Estimation of Vegetation Productivity Using a Landsat 8 Time Series in a Heavily Urbanized Area, Central China

Abstract

Estimating the net primary production (NPP) of vegetation is essential for eco-environment conservation and carbon cycle research. Remote sensing techniques, combined with algorithm models, have been proven to be promising methods for NPP estimation. High-precision and real-time NPP monitoring in heterogeneous areas requires high spatio-temporal resolution remote sensing data, which are not easy to acquire by single remote sensors, especially in cloudy weather. This study proposes to fuse images of different sensors to provide high spatio-temporal resolution data for NPP estimation in cloud-prone areas. Firstly, the time series Normalized Difference Vegetation Index (NDVI) with a spatial resolution of 30 m and a temporal resolution of 16 days, are obtained by the enhanced spatial and temporal adaptive reflectance fusion model (ESTARFM).

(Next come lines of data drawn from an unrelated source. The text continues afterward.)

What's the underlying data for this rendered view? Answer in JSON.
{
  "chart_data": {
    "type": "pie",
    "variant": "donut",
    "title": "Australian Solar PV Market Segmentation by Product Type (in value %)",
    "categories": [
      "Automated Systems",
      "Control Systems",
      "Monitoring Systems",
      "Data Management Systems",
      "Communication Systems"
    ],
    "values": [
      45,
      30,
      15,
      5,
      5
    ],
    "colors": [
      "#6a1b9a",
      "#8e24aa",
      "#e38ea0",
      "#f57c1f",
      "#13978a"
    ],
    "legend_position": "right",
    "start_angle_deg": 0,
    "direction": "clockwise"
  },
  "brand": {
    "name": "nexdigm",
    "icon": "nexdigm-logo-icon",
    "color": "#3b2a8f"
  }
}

Then, the time series NDVI data, combined with meteorological data are input into an improved Carnegie–Ames–Stanford Approach (CASA) model for NPP estimation. This method is validated by a case study of a heavily urbanized area, in the middle reaches of the Yangtze River in China. The results indicate that the NPP estimated by the fused NDVI data has more detailed spatial information than by using the MODIS data. The results show a strong correlation between the actual Landsat8 NDVI and the fused NDVI images, which means that the accuracy of synthetic NDVI images (a 16 day interval and a 30 m resolution) is reliable, and it can provide superior inputs for accurate estimations of a NPP time series. The correlation coefficient (R) and root mean square error between the NPP, based on the fused NDVI and the measured NPP, are 0.66 and 14.280 g C/(m2·yr), respectively, indicating a good consistency. The small discrepancy is caused by the uncertainties of fused NDVI, measurement errors, conversion errors, and other factors in the CASA model. In this study, we achieved NPP with high spatial and temporal resolutions, which can provide higher accuracies of NPP data for analyzing the carbon cycling heavily urbanized areas, compared with similar studies using mono-temporal NPP data. The spatio-temporal fusion technique is an effective way of generating high spatio-temporal resolution images from different sensors, thereby providing enough data for NPP monitoring in urbanized areas.